"Ja!", lautet die eindeutige Antwort - jedenfalls für Gesellschaften, die im EU-Ausland ansässig sind.

Hinter der Frage steckt folgendes Problem: Im Inland kann eine Kapitalgesellschaft Einlagen an ihre Gesellschafter zurückausschütten. Diese sogenannte Einlagenrückgewähr ist beim Gesellschafter nicht als Dividende zu versteuern, sondern wird mit den Anschaffungskosten der Beteiligung bzw. mit dem Buchwert der Beteiligung verrechnet, so dass keine Besteuerung erfolgt. Damit der Fiskus weiß, in welcher Höhe die Gesellschaft Einlagen mittels einer Ausschüttung zurückgewährt hat, müssen die Einlagen der Gesellschafter zunächst auf einem (fiktiven) Konto festgehalten werden.
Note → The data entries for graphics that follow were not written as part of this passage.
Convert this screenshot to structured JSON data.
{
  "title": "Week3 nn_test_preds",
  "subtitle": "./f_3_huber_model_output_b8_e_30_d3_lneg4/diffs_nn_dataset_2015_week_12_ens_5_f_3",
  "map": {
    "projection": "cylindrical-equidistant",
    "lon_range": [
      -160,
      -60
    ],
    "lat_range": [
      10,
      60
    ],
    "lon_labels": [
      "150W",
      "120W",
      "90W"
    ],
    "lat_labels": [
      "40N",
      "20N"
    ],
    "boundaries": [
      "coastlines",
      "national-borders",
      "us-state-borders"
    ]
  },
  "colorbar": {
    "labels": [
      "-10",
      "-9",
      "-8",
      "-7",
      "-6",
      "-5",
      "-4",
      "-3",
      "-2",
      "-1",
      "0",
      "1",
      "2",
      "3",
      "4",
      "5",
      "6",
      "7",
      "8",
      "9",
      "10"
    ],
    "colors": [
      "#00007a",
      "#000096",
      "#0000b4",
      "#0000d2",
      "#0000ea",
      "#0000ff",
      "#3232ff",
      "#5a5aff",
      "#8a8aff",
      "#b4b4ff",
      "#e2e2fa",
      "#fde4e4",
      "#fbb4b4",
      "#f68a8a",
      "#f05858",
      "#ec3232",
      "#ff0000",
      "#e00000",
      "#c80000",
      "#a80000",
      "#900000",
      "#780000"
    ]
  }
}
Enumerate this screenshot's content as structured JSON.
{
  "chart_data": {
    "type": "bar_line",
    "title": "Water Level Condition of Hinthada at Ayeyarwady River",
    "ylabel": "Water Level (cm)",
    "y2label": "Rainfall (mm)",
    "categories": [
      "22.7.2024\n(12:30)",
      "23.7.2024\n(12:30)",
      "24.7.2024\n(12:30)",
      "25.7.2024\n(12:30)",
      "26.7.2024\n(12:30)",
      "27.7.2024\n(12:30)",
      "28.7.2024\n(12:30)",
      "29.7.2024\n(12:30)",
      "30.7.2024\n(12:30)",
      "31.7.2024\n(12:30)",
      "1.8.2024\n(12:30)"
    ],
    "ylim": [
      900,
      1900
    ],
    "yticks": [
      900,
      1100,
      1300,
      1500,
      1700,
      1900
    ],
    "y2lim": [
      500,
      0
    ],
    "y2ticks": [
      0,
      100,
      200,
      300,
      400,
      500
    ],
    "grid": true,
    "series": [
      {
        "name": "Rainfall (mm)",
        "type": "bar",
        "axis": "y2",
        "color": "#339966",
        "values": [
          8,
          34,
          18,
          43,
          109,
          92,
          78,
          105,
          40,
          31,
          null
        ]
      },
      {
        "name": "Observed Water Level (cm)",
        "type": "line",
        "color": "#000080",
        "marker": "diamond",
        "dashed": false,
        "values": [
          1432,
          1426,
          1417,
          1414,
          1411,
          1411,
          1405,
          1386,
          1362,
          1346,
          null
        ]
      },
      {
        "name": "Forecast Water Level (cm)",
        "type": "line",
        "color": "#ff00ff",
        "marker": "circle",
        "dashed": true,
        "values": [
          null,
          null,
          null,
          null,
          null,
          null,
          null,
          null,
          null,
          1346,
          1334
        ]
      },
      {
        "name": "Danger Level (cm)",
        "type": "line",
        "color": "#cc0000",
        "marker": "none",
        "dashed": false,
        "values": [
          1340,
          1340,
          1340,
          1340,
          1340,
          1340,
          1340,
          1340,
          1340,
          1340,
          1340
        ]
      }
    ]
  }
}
Dieses sogenannte steuerliche Einlagenkonto wird für jede Kapitalgesellschaft seitens des Fiskus berechnet und an jedem Jahresende mittels Bescheid gesondert festgestellt. Damit der Fiskus in der Lage ist, den Bescheid ordnungsgemäß zu erstellen, muss der gesetzliche Vertreter einer Kapitalgesellschaft eine entsprechende Steuererklärung (zusammen mit der Körperschaftsteuererklärung) abgeben.

Doch was ist mit Gesellschaften, die im Ausland ansässig sind?

Rein faktisch können diese natürlich auch Einlagen, die ein Gesellschafter zuvor geleistet hat, zurückzahlen. Allerdings kennen ausländische Finanzbehörden kein steuerliches Einlagenkonto. Von daher war lange Zeit strittig, ob ausländische Kapitalgesellschaften überhaupt (steuerfrei) Einlagen zurückzahlen können.

Zu begrüßen ist, dass der deutsche Fiskus entschieden hat, dass Gesellschaften aus dem EU-Ausland tatsächlich steuerfrei Einlagen zurückgewähren können. Um jedoch nachverfolgen zu können, ob und inwieweit es sich um eine Einlagenrückgewähr handelt, muss beim Bundeszentralamt für Steuern (BZSt) ein entsprechender Antrag gestellt werden.

Das BZSt hat zu dem entsprechenden Antragsprozedere auf seiner Website einen umfangreichen FAQ-Katalog veröffentlicht, der insgesamt 26 Fragen zu dem Antragsverfahren beantwortet, unter anderem diese:

  • Wo finde ich das Antragsformular?
  • Wer ist antragsberechtigt?
  • Was ist für eine fristgerechte Antragstellung notwendig?

Hinweis: Für Auslandsgesellschaften, die in einem Drittland ansässig sind, ist nach derzeitiger Rechtslage leider keine steuerfreie Einlagenrückgewähr möglich.